Real-time sounding methods to limit shutdowns of operations

Real-time sounding methods to limit shutdowns of operations
Monday, 7 November, 2016 - 00:00

In the presence of proven structural risks, classic sounding methods offer no alternatives to closure to the public, as a precaution, despite the economic repercussions that entails. However, ongoing real-time tracking via optical cables makes it possible to accurately monitor the risk of spread of any problems and guarantee the continuity of operations.

Maintaining traffic flows during the bridge's replacement

Whether the Adour Bridge or the Francport Bridge, OSMOS has guaranteed the continuity of operation of multiple structures deemed to be in very poor condition, while a replacement bridge was being built. Thanks to the optical cables installed on the structures and the principle of continuous measurement, multiple parameters can be analyzed to provide managers with the information they need to maintain the flow of traffic until the bridge has been replaced, while ensuring user safety.
 
All structurally significant events, such as a general weakening of part of the structure caused, for example, by oxidation leading to irreversible microdeformation, are recorded and timestamped. 
 
The principle of continuous measuring also enables the recording and timestamping of convoys passing over the bridge and causing significant deformation, the evaluation of the flexibility of structural elements like the deck and how it changes over time, and the verification of the elements' return to their original state after the trucks pass over them.
Finally, continuous measurement allows for analyses of modes of vibration when under 
dynamic stress and of the structure's long-term behavior, making use of the average measurements over pre-defined timeframes (hour, day, week, month or year).
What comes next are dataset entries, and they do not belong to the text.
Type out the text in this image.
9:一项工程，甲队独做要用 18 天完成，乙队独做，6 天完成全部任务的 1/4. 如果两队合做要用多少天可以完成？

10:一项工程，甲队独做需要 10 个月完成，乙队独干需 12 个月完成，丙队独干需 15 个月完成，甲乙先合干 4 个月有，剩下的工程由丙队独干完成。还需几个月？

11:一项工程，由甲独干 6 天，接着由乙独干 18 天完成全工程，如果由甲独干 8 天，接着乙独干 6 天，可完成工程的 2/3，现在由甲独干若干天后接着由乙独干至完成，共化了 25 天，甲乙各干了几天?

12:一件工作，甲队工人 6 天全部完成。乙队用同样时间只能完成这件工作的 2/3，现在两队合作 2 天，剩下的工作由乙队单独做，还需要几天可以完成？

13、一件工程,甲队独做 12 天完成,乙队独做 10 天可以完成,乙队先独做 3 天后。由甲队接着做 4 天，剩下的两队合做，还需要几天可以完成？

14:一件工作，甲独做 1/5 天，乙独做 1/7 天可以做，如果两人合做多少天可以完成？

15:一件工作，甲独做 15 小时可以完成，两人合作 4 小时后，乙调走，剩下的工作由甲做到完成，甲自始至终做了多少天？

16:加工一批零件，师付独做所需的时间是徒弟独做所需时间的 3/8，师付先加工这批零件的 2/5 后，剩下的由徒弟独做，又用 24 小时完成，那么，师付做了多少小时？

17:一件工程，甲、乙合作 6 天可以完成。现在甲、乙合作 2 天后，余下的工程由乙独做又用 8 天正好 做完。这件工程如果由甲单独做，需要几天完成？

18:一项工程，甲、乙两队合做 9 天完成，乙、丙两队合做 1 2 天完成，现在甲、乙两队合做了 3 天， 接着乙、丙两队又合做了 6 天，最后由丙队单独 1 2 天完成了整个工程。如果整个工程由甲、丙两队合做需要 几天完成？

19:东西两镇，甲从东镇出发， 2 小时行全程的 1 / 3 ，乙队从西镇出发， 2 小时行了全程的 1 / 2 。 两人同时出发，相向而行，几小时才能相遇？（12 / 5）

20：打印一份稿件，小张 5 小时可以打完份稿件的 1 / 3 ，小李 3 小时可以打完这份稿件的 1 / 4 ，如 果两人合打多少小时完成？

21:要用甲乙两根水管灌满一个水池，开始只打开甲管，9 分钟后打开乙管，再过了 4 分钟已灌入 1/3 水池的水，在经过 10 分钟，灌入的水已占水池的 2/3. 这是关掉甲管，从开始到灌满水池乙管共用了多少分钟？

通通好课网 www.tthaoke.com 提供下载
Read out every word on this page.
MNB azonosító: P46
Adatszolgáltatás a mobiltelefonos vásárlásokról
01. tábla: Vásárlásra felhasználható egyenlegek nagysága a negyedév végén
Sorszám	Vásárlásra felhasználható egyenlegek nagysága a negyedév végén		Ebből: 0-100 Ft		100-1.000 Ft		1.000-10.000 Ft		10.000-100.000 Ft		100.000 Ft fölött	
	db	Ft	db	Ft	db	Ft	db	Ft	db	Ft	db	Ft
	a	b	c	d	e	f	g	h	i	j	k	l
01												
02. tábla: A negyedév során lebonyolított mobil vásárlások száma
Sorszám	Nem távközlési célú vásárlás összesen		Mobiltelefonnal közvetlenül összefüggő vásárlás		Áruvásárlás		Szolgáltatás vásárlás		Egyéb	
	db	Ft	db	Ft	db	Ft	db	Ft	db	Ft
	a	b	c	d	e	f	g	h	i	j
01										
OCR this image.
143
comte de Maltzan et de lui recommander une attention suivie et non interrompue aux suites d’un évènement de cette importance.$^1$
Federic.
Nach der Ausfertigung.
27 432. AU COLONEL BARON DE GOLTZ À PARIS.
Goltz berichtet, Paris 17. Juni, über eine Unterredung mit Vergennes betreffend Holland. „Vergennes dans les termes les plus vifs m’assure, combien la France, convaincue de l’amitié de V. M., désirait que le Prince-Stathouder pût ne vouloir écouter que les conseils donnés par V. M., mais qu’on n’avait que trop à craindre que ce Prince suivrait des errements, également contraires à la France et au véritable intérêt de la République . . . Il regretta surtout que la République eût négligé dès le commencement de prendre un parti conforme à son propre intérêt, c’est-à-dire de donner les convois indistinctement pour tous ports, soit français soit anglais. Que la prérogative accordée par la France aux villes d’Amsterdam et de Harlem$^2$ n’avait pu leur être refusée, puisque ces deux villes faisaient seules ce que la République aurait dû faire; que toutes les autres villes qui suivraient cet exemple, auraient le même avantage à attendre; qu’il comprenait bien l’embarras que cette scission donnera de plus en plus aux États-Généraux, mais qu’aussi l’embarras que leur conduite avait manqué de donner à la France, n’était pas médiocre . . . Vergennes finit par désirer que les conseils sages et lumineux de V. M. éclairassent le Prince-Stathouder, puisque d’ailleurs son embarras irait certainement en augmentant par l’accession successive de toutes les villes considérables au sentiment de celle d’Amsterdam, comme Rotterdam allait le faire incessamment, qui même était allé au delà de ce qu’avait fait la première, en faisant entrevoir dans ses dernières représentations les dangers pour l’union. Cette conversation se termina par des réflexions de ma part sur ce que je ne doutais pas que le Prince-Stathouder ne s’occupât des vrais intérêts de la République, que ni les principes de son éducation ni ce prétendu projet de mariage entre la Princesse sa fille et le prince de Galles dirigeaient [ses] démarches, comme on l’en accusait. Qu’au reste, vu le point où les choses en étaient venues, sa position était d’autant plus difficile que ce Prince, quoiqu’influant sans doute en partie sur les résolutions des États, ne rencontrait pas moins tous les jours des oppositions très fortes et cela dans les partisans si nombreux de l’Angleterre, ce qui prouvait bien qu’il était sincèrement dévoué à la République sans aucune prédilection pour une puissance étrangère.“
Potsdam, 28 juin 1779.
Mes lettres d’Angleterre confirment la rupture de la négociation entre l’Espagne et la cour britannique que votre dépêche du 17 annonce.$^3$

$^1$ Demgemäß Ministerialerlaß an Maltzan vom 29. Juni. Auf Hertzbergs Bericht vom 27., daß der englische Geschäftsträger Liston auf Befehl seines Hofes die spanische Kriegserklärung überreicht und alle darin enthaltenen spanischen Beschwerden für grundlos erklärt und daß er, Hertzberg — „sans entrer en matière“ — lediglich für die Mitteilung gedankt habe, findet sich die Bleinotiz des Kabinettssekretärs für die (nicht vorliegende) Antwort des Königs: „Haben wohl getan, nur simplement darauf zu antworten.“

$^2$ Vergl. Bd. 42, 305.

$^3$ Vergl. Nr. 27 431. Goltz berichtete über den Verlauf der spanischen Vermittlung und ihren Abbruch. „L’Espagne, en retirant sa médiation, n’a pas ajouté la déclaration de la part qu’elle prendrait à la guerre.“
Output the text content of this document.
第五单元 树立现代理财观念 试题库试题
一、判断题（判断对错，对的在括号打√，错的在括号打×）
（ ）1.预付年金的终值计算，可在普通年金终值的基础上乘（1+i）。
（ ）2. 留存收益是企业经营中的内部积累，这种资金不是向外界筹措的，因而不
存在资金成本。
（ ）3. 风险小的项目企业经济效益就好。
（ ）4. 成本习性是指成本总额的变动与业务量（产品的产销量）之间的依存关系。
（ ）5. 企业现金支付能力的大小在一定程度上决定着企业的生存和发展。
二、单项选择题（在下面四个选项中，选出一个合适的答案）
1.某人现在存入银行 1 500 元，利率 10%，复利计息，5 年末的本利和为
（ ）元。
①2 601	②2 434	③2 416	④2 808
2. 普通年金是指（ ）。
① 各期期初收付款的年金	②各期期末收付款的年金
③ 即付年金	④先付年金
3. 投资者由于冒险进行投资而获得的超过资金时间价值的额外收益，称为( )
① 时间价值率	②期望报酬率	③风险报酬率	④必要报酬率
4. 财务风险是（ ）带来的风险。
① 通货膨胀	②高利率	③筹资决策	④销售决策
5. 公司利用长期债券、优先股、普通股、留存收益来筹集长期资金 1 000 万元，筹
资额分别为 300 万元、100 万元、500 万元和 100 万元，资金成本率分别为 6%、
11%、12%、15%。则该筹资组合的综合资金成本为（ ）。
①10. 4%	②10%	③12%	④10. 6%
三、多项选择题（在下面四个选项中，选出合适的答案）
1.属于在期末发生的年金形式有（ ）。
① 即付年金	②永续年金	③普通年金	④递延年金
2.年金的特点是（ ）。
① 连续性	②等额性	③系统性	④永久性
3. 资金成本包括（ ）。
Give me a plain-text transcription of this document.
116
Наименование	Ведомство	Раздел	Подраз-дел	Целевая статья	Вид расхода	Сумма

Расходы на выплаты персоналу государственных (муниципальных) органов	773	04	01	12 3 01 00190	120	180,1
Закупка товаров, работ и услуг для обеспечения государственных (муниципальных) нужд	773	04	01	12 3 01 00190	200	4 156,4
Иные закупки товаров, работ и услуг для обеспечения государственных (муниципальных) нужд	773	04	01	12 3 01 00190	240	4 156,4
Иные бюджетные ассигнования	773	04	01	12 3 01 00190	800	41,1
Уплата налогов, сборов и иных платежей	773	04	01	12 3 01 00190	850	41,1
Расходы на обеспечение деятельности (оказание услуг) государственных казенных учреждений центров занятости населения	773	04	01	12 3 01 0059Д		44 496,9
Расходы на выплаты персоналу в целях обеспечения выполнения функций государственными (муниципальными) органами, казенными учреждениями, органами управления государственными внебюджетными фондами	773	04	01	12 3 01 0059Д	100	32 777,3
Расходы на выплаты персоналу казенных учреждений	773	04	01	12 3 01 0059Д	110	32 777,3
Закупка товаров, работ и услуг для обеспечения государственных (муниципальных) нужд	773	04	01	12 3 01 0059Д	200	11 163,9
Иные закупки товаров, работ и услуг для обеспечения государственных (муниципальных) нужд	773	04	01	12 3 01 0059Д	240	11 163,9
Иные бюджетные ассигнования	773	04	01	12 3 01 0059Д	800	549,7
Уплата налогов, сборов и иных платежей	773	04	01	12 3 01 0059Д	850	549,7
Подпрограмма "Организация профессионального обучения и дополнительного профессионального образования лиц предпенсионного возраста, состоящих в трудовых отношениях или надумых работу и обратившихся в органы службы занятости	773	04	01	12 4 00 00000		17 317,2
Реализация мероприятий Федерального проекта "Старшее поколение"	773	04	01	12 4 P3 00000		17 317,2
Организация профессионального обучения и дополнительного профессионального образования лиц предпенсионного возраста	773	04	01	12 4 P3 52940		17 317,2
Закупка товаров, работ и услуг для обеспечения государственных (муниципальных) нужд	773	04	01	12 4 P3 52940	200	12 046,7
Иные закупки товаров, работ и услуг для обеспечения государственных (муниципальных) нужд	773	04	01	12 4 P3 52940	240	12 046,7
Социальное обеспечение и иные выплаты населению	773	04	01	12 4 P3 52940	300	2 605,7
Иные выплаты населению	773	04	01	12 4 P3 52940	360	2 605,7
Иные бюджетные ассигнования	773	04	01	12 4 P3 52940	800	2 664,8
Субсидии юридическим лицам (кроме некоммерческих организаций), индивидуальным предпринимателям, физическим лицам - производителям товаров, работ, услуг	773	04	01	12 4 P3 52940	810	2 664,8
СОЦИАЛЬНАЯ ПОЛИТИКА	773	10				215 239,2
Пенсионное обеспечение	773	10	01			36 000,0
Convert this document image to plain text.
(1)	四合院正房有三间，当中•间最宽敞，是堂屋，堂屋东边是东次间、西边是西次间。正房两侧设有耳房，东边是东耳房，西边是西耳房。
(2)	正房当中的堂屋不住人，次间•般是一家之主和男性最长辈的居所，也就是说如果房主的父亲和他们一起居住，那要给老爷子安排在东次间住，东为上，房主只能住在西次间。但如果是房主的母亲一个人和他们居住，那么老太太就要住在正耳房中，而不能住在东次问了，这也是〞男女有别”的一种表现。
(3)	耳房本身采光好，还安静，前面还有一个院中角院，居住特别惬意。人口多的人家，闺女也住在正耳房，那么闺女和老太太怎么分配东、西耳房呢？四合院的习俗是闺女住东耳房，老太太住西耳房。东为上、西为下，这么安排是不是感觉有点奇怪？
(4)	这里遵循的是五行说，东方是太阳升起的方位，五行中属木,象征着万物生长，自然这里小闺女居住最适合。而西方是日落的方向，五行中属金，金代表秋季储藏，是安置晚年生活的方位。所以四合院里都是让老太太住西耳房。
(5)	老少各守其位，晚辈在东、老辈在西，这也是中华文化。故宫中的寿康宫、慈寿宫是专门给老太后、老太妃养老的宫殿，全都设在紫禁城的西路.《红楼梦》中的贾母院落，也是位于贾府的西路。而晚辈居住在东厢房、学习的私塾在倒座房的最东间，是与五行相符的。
Those analyses are then supplemented by a study of the correlations between variations in temperature and deformations, as well as monitoring of how those correlations change over time.
 

A new bridge under OSMOS's supervision

Since June 2016, OSMOS has been monitoring the structural condition of a bridge showing widespread oxidation, whose evolution requires close supervision. 
Measuring 185 meters (607 ft) in length, this bridge has a metal framework with lateral girders in three independent, isostatic spans. Despite several attempts to reinforce its metal frame, it displays a state of widespread oxidation, particularly in the lower part of the deck, covering half of the pier side of the right bank span.
 
Leveling measurements taken between February and December 2015 revealed several instances of vertical displacement of around 6 mm in the middle of the span, on the upstream side and 2 mm in the middle of the span on the downstream side. In response to this finding, the structure's managers wanted to set up a monitoring system to more accurately quantify the displacement.
 
To be able to determine the changes in the deck's lateral girders at any time and detect any harmful phenomena, OSMOS proposed a continuous monitoring system that measures and records deformations in the lateral girders, with a high capture frequency (50 Hz to 100 Hz).
The system comprises a series of deformation sensors synchronized to a smart data capture terminal, allowing real-time data to be viewed remotely. 
 
OSMOS's engineers determined that a series of optical cables could be installed in the middle of each span to accurately identify the general flexural behavior of the girders. As a result, each of the six girders was equipped with a longitudinal optical cable attached to the lower chord and two additional optical cables attached to the bottom chord of the two girders deemed to be the most critical. 
Synchronization between the optical cables on the top and bottom chords accurately transmits the height of the girder's neutral axis and, consequently, makes it possible to identify any abnormal drift with greater certainty. Temperature sensors round out the system, one in the bottom chord and the other on the top chord of the middle span, quantifying both overall variations in temperature and the thermal gradient in the deck.
 

Mathematical tools for better knowledge of structures

Understanding the structure's behavioral based on its use or stresses, and extending its lifespan by adjusting its operating conditions: OSMOS offers its clients unique services, the fruit of advanced expertise in the field of structural monitoring, particularly for bridges. 
 
Based on the observed deformations (due to tension and compression), as well as their magnitude, events' impacts on the structure can be tracked, their irreversibility can be studied, and weighing/counting modules can be put in place to improve knowledge related to the structures' operation. 
 
Other, more complex mathematical methods are used to study the mechanical behavior of the structures. The coefficient of thermal expansion method aims, for example, to isolate the thermal component (linked to temperature variations) from the mechanical influence. A tendency can be derived from this (with a margin of error), representing the mechanical effects exercised on the structure. Conversely, another method consists of using the strong correlation between deformations and temperature variations to detect anomalies. In concrete terms, after a learning period that entails observing the structure's normal behavior, it is possible to use statistical data to check the structure's behavior and detect any anomalies. 
 
 
For its part, the fatigue projection method consists of studying structural responses (fatigue) to a periodic number of events repeated over a very long period of time.
 
An analysis of statistical events enables a study, using all of the mathematical methods previously described, of the behavior of structures subjected to dynamic stress, as is the case of bridges. This method entails observing the intercorrelations between the different variables of dynamic events.